ParM is a prokaryotic actin homologue which provides the force to drive copies of the R1 plasmid to opposite ends of rod shaped bacteria before division.

CopA-like RNA, an antisense RNA involved in replication control of the plasmid.

== Replication ==
Replication of the R1 plasmid begins at the oriRI site on the plasmid. RepA is the plasma-encoded initiator protein that binds to oriRI in order to initiate replication. RepA needs a 188-bp region of DNA at minimum in order to bind. Initiation of the leading strand, primed by DnaG, occurs at a G-type priming signal. This signal is located 400 bp downstream of the RepA-binding sequences.

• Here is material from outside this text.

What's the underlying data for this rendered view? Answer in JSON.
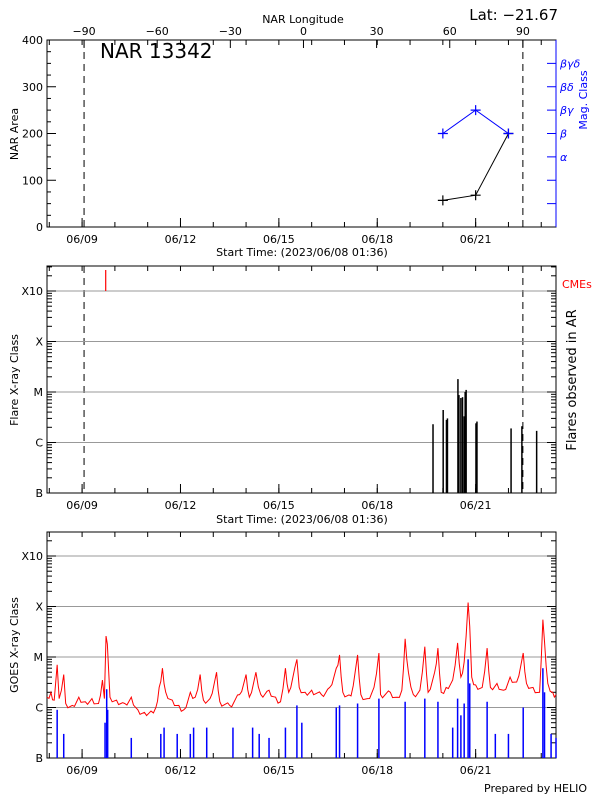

A newly synthesized RepA protein is used by an oriR on the same template that it was synthesized on, a cis-specific action.

== Partitioning system ==
Ensures active segregation of plasmids during cell division, preventing plasmid loss.

The R1 plasmid partitioning is a mechanism needed for the inheritance of the R1 plasmid. The par system is composed of the ParR and the ParC regions, that interact together. The par system determines the position of the replicon, ensuring that at the end of DNA Replication, the plasmid copies are well-positioned to start cell division. The par system also allows for the initiation of  ParM formation. ParM produces two important cytoskeletal proteins, MreB, and actin. ParM is directed to move the plasmid copies to opposite cell poles. Cell division takes place, resulting in the partitioned plasmids in two daughter cells.